I also recommend you try to understand the concept of risks versus benefits. You should realize that every time you drive to the grocery store, you risk injury or death at a far higher rate than getting a COVID vaccine. That would be true even if many of the reported injuries and deaths were actually caused by the vaccines. Since they were not caused by the vaccines, the actual risk is vanishingly small. I trust you do drive to the grocery store. You probably fly on airplanes, even though air crashes still kill people on rare occasions. In other words, you take far greater risks than getting the vaccine, and the risk of not taking it are many, many orders of magnitude higher than taking it. Do you understand that, or not? You are innumerate if you do not understand it.

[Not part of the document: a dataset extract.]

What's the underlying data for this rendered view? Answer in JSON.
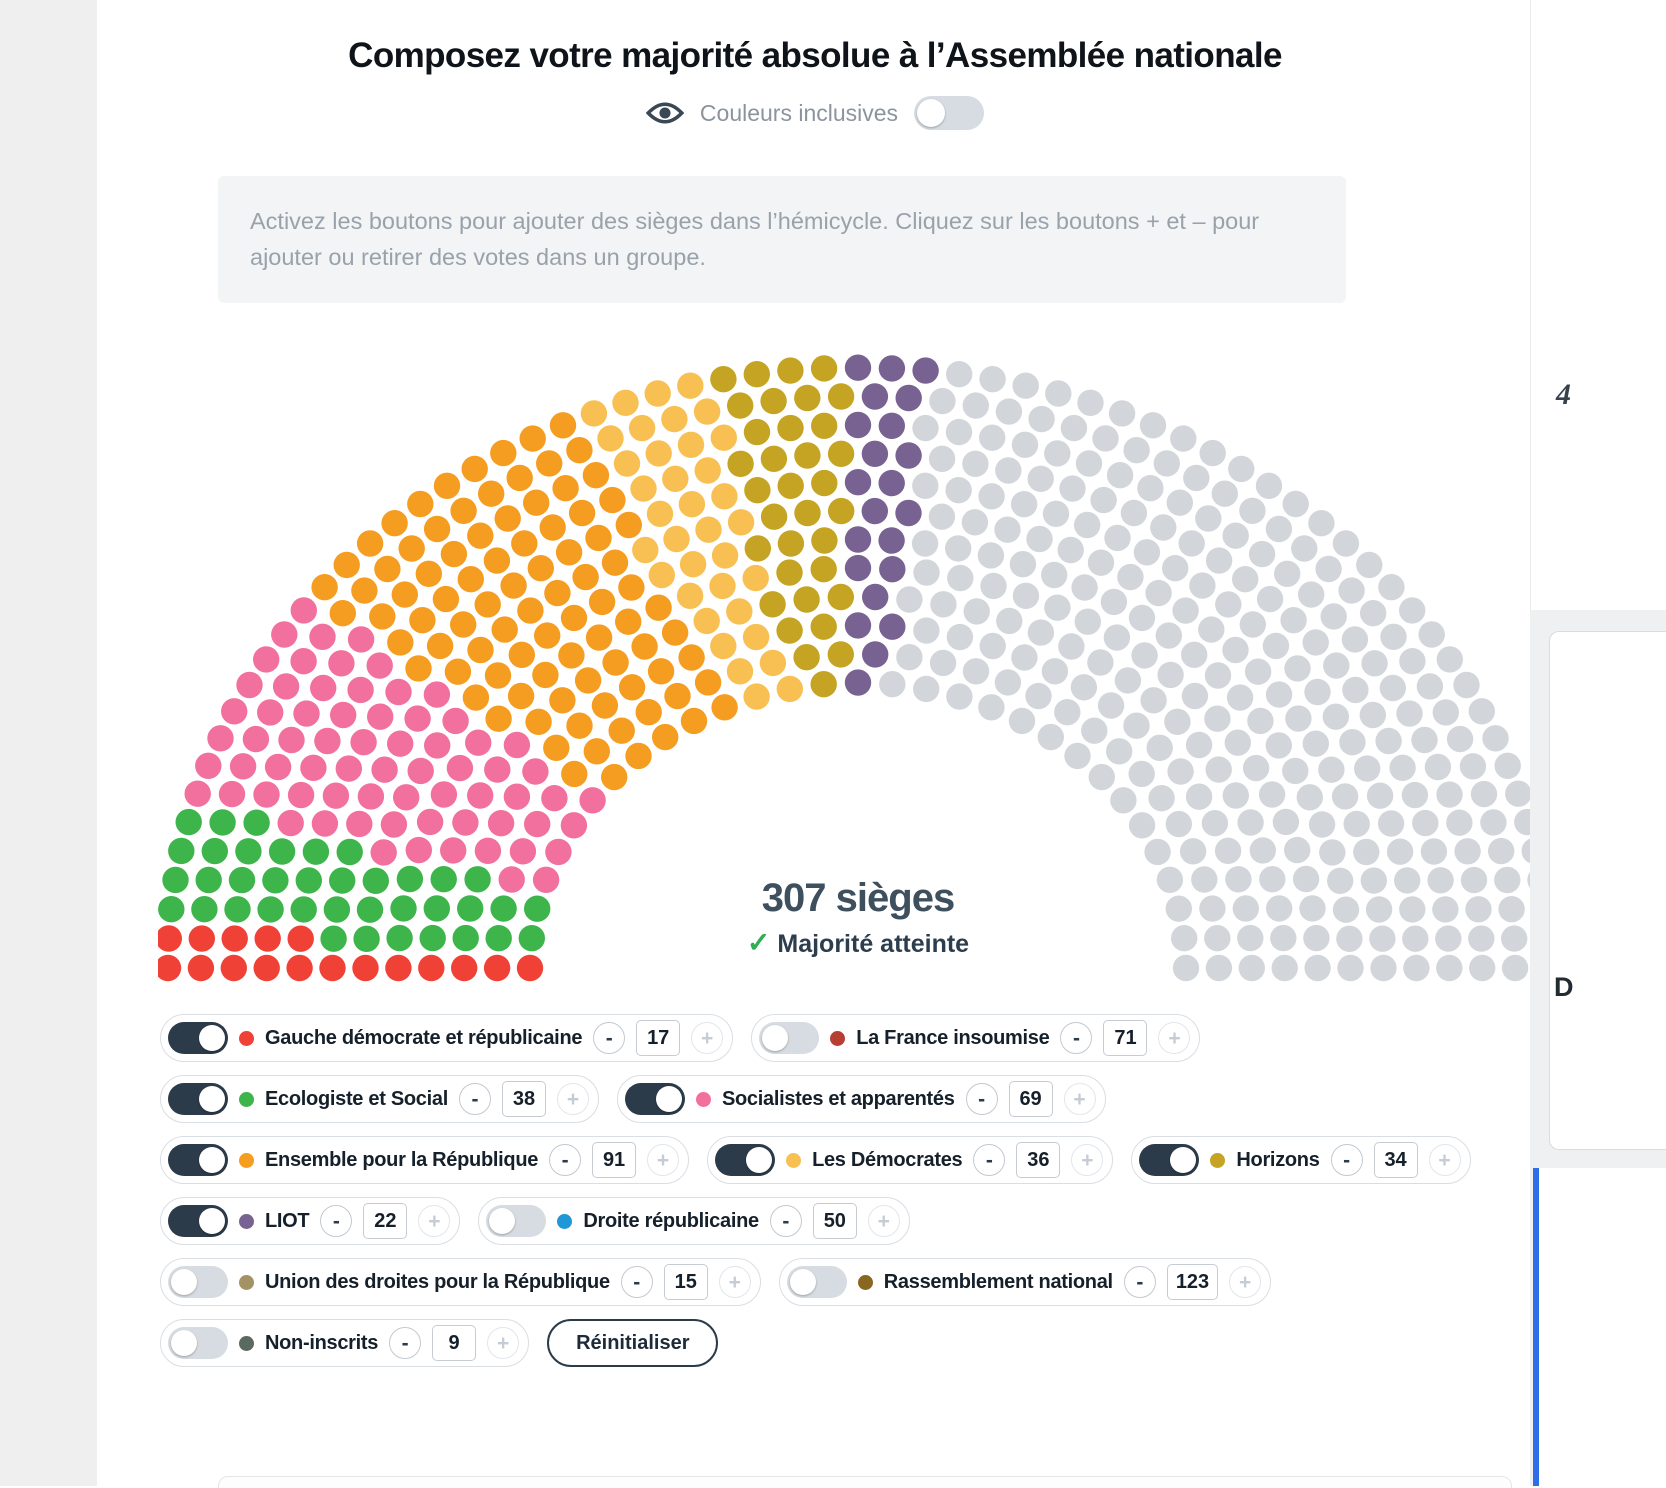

Note also that if this person did not go to the doctor, or inform his doctor or the CDC, the CDC will not hear about it. They are not omniscient.

Quote from THHuxleynew

Those low death rates are explained by the two factors above,

Clowns have an own style to explain. So new math is introduced 8xy = 0 for all x,y if median age is 20...

So zero death is given by clown math or better thanks to Ziverdo prevention.